Am I missing some convention?

I can't recreate my thinking, it should really be scalar->array.

1 Like

Maybe scalar->array isn't needed, it's a one-line definition:

> (define (scalar->array obj) (list*->array 0 obj))
> (array->list* (scalar->array 42))
42

I guess the question is how would people want to use it.

I would include scalar->array since the operations matches a conceptual operation.
The other expression (list*->array 0 obj) requires switching to a more low-level way of thinking.

Yes, good.

But the operation wraps any value, not just a scalar and possibly another array, in an array of dimension zero, as in

heine:~/text/courses> /usr/local/racket/bin/racket
Welcome to Racket v8.16.0.2 [cs].
> (require math/array)
>  (array-shape (array (array #[0 1 2])))
'#()

So maybe object->array? Just ->array? (But the latter might be confusing, because people might think that (->array '#(0 1 2)) would process the vector into an array with three elements.)

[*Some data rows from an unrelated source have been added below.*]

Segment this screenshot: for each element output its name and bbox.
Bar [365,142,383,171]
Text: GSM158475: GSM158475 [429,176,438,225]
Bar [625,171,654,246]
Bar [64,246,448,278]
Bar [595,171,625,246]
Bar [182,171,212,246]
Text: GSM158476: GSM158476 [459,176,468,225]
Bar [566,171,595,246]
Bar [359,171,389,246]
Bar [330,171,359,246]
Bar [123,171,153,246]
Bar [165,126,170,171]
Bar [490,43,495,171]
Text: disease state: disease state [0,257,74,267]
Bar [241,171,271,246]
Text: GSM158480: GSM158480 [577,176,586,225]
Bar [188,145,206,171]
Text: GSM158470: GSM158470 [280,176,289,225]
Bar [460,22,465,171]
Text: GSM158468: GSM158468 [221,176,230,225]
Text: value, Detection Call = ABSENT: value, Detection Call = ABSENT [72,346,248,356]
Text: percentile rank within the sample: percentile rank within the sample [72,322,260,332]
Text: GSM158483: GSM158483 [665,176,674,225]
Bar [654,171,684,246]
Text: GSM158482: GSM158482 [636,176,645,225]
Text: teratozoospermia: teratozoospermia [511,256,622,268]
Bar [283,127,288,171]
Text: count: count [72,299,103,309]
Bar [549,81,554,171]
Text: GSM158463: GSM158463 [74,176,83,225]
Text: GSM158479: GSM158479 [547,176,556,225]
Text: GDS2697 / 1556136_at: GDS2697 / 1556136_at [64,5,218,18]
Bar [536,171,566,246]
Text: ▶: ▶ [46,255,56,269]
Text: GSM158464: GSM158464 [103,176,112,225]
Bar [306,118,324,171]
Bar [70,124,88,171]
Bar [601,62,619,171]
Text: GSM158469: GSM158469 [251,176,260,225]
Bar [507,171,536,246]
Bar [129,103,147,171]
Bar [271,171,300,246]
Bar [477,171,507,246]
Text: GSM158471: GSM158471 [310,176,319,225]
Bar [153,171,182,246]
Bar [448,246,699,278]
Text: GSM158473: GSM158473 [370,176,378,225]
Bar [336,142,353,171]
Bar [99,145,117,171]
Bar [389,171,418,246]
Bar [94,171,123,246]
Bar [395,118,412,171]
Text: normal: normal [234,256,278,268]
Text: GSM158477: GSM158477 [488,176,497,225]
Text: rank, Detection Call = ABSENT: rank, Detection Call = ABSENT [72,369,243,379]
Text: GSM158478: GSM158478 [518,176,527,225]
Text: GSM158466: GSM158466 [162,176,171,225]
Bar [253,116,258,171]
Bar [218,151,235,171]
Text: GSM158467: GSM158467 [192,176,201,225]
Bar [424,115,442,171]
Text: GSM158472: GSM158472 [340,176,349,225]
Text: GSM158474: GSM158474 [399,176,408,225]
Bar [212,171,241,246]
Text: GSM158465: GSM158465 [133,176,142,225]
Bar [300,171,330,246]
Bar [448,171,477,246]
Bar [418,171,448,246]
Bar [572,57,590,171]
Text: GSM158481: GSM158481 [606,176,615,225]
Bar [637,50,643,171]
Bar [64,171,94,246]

But the operation wraps any value, not just a scalar ...
You are right, I didn't further than scalars.

I think object->array is a fine choice.

Should object->array have the calling sequence

(object->array object [ storage-class [ mutable? ] ] )

like the other conversion routines, or just the simpler

(object->array object)

which returns an immutable array with generic-storage-class?

The advantage of the second is that there is no error checking needed, no possible way to raise an exception, and I can't see the benefit of the first except for a certain uniformity of calling sequence.

Maybe I'm just tired, but I've been going back and forth on this while implementing it.